Literature searches were performed using PubMed, EMBASE, Health Periodicals Database, and CNKI (Chinese National Knowledge Index) from January 1990 to December 2007. The following keywords were used: pectus excavatum, chest wall deformity, funnel chest, pulmonary function, respiratory, lung function, and pectus severity index. The primary outcome of interest was possible changes in pulmonary function following surgical repair.
Meta-analysis of 23 studies showed that, although there was evidence of statistically significant heterogeneity among studies (Chi-square, 17.11, p < 0.05), changes in pulmonary functional indices, including forced expiratory volume over 1 s (FEV1), forced vital capacity (FVC), vital capacity (VC), and total lung capacity (TLC), were similar 1 year after the Ravitch and Nuss procedures. Several years after surgery and bar removal, however, the changes in pulmonary functional indices significantly favored the Nuss procedure.
Pulmonary function tends to improve after the surgical correction of pectus excavatum. Although the Nuss procedure was not significantly better 1 year after surgery, long-term postoperative pulmonary function improvement was significantly better after bar removal.
Pectus excavatum (PE) is a common congenital deformity of the anterior chest wall in children and adolescents. Although it is not life-threatening and does not manifest in severe functional pathophysiology of the thoracic organs, the chest appears concave and the heart is commonly displaced to the left midaxillary line slightly below the axilla. The most common configuration in PE is a symmetric depression involving the lower three quarters of the sternum, extending laterally almost to the costochondral junctions[2, 3]. The depth and extent of depression determine the degree of cardiac compression, and the posterior displacement of the lower sternal segment may move the heart and middle mediastinal contents posteriorly and to the left, creating a rotational effect in patients with severe PE. This can cause cardiopulmonary dysfunction due to elevated right atrial pressure and impaired diastolic filling of the right atrium and ventricle, resulting in decreased stroke volume and cardiac output during upright exercise, a defect regarded more as a disorder of compliance of the right side of the heart than the output of the ventricle. Decreased right ventricle filling due to impaired function of the right atrium is also responsible for reduced stroke during exercise.
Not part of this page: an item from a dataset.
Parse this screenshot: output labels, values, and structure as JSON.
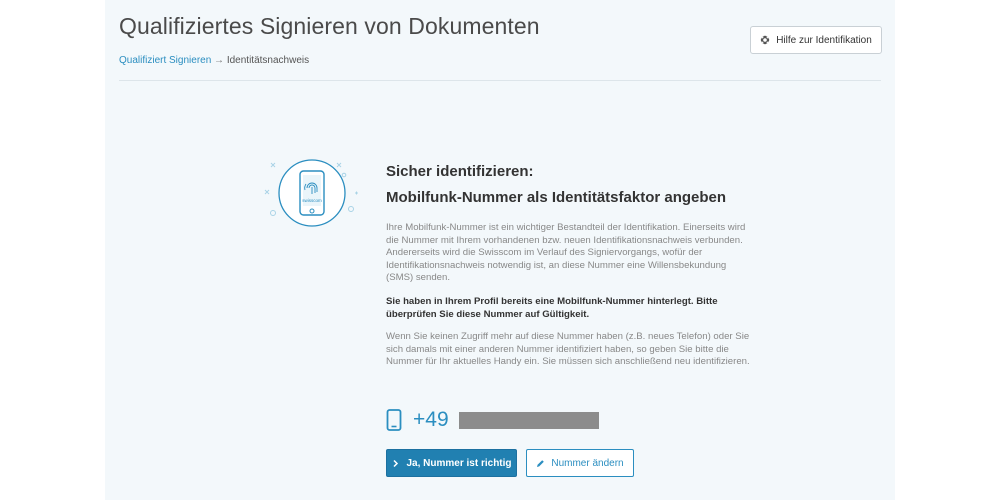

The more important aspect of the pathophysiology of PE is that the depth and extent of the sternal depression determine the degree of pulmonary compression, which in turn determines the degree of incapacitation, often causing impairment of pulmonary function[7, 8]. Although this impairment, which manifests as reduced total lung capacity and inspiratory vital capacity, is often observed in patients with PE, some of these patients show normal respiratory function. In contrast to current understanding of cardiac pathophysiology in PE, it is unclear whether pulmonary function recovers after the surgical correction of PE.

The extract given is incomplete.